The four versions of the biosensor for determination of Cath D, as described above, may be used as reference methods for the evaluation of available ELISA immunosensors. Unlike all ELISA immunosensors, the SPRi biosensor uses the Cath D inhibitor pepstatin A to entrap the analyte from the tested solution. The inhibitor is immobilized via cysteamine linker on a gold surface using the NHS/EDS protocol. ELISA immunosensors use two antibodies against Cath D: a primary antibody entraps a Cath D molecule, while a secondary antibody, conjugated with horseradish peroxidase (HRP), is entrapped by the entrapped Cath D molecule, forming a sandwich structure. HRP catalyzes the oxidation of the dye by hydrogen peroxide. The last step is a catalytic reaction, and is subject to all of the disadvantages of such reactions. The oxidation of the dye has to be stopped after a certain period of time. The complexity of the ELISA procedure is a source of frequent error. Different antibodies against Cath D may be used for assays produced by different manufacturers. Some of these assays may suffer from insufficient selectivity and give too high results. Thus, the SPRi biosensor, which utilizes a different mechanism of Cath D entrapment, appears to be a suitable reference method for the evaluation of ELISA immunoassays.

The results for Cath D in the serum of patients with glioblastoma were higher than those for the control samples. However, this elevation was hardly above the level of the confidence bars. Therefore, serous Cath D is not a very promising biomarker of glioblastoma. Cath D serum concentration was significantly elevated in cases of other cancers, for example with nasopharyngeal carcinoma (see Table 1) [27], whereas the serous Cath D concentration was almost six times as high as in the control. Such an elevation was not observed in the case of glioblastoma, probably because of the strength of the blood–brain barrier. Without the present work, the fact of the low elevation of Cath D in blood serum over the control would have remained unknown.

5. Conclusions

Four versions of a biosensor for the determination of Cath D, representing different material solutions, have been described: (i) an Au chip covered with two separating paints; (ii) an Au chip covered with adhesive polymeric-separating foil; (iii) an Ag/Au chip covered with two separating paints; and (iv), an Ag/Au chip covered with adhesive polymeric-separating foil. All versions exhibited linearity over a concentration range suitable for the determination of Cath D in blood serum, and provided similar precision and recovery. Limits of the quantification ranged from 0.17 ng mL⁻¹ to 0.40 ng mL⁻¹, and linearity was maintained up to 1.5 ng mL⁻¹. Serum samples were adequately diluted with acetic buffer to bring the concentration within the range of linearity. The precision of Cath D determination in serum samples was generally better than 10%, and recoveries were between 95% and 108%. The advantages and disadvantages of each version in terms of manufacture and regenerability have been discussed.

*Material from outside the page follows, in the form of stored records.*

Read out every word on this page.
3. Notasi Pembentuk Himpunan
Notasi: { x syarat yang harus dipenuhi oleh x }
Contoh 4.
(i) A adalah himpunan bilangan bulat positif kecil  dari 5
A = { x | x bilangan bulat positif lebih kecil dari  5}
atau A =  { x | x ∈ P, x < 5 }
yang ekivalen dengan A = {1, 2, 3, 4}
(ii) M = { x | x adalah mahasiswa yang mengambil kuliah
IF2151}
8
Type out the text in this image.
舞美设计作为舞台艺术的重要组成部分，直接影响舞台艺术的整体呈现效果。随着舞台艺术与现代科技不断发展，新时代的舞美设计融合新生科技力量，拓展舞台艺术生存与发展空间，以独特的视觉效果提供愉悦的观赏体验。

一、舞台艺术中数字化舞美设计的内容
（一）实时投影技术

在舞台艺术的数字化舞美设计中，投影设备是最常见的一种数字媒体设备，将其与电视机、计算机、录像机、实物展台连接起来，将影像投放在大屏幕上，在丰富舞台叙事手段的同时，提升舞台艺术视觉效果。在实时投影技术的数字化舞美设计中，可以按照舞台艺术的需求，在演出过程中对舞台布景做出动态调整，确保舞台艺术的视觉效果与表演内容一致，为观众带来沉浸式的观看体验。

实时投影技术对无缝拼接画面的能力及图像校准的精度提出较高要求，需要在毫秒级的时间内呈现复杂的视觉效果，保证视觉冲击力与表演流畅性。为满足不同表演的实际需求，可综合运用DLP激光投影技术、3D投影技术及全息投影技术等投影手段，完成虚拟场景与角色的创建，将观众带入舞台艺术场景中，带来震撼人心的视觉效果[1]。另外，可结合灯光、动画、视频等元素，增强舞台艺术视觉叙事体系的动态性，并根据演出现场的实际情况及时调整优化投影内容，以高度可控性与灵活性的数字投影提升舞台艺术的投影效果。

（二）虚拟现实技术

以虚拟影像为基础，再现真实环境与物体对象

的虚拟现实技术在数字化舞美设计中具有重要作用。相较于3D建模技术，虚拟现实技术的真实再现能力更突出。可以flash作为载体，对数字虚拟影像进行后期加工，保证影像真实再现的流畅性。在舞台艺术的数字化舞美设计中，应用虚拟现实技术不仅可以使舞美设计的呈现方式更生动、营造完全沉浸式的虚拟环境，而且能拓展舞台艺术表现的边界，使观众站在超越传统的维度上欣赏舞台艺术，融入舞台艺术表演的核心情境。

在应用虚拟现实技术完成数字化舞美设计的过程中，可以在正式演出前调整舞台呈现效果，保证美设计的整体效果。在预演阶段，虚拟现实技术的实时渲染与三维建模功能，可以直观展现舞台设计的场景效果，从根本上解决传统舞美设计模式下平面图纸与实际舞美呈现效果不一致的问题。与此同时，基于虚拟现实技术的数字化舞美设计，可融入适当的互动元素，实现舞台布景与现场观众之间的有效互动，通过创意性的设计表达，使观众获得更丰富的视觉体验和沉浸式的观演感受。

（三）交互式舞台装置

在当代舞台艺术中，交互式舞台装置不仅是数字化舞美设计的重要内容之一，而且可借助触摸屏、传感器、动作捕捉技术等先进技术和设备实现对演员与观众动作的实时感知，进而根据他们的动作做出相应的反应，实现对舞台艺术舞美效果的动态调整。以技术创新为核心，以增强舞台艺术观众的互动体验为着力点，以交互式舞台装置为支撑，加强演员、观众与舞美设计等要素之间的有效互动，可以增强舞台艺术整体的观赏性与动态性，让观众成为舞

The determination of Cath D in the blood serum of the control group using the described versions of the SPRi biosensor enabled the verification of the correct level of Cath D in serum, for which the data available in the literature give values varying between 0.1 and 126.6 ng mL⁻¹. The developed biosensor for Cath D (four versions) served as a suitable reference method, since it used an entirely different method of analyte determination than the other methods. The correct level was determined as equal to the median of available results (4.22 ± 3.01 ng mL⁻¹). The results obtained in this study (2.88 ± 0.6 ng mL⁻¹) are contained within this range.

The results for Cath D in the serum patients with glioblastoma were higher than those for the control samples (4.85 vs. 2.88 ng mL⁻¹ in average).